Les collaborations, comme celle avec MC Soom T sur Aftermath, apportent une touche de groove organique qui contraste avec l’abstraction des morceaux instrumentaux. The Land Of Green Ginger (Remix) et Hell’s Kitchen explorent des textures sombres et cinématiques, où les percussions tribales et les drones électroniques créent une tension presque physique. Pourtant, c’est dans les moments les plus minimalistes que The Orb excelle : Gee Strings et L.U.C.A. sont de pures méditations sonores, où chaque note résonne comme une goutte d’eau dans un bassin infini. Le remix de Abstractions (Trance Pennine Express) par Trance Pennine Express ajoute une dimension psychédélique, tandis que From A Distance (Blast Master V The Corpral) joue avec des échos de dub jamaïcain, rappelant leur héritage tout en le réinventant.
La production est d’une clarté cristalline, surtout sur le vinyle transparent qui met en valeur les détails les plus infimes. Les mixages de Tower Twenty Three (Spud V Kreature Mix) et Kompania (Grooved Ware Mix) sont des chefs-d’œuvre de spatialisation, où chaque élément trouve sa place dans l’espace stéréo comme une toile de Rothko. Dilmun et Now Here ferment l’album sur une note apaisante, presque spirituelle, avec des mélodies qui s’étirent comme des ombres au crépuscule. Si certains morceaux peinent à se démarquer (Prime Evil reste un peu en retrait), l’ensemble est d’une cohérence rare, un voyage sonore qui mérite d’être exploré à plusieurs reprises.
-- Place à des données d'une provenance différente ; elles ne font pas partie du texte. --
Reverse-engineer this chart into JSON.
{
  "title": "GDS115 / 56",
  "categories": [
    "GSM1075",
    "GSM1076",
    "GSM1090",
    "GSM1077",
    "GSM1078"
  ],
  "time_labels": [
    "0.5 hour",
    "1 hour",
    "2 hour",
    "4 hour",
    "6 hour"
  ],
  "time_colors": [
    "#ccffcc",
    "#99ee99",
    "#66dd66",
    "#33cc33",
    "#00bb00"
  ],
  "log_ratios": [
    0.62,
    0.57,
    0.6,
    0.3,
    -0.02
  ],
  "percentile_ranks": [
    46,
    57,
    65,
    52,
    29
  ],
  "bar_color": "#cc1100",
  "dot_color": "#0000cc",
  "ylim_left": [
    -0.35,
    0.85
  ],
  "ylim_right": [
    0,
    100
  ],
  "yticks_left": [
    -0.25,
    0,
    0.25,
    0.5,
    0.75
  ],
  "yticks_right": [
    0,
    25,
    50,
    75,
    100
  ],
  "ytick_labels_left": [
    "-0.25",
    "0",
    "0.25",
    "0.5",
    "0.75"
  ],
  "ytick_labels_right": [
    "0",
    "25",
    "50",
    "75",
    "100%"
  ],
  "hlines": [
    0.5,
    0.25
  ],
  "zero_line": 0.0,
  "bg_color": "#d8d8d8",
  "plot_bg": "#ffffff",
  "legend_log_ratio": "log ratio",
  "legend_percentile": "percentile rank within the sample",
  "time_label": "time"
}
The Orb a toujours été un groupe de l’entre-deux, et Bicycles & Tricycles en est la preuve ultime. Entre dub mélancolique, ambient contemplatif et touches de trip-hop, l’album est un pont entre les époques, un disque qui se savoure comme un bon whisky : plus on l’écoute, plus il révèle ses nuances. Un incontournable pour les amateurs de musique électronique qui cherchent à la fois profondeur et accessibilité, sans jamais tomber dans le piège de la redondance.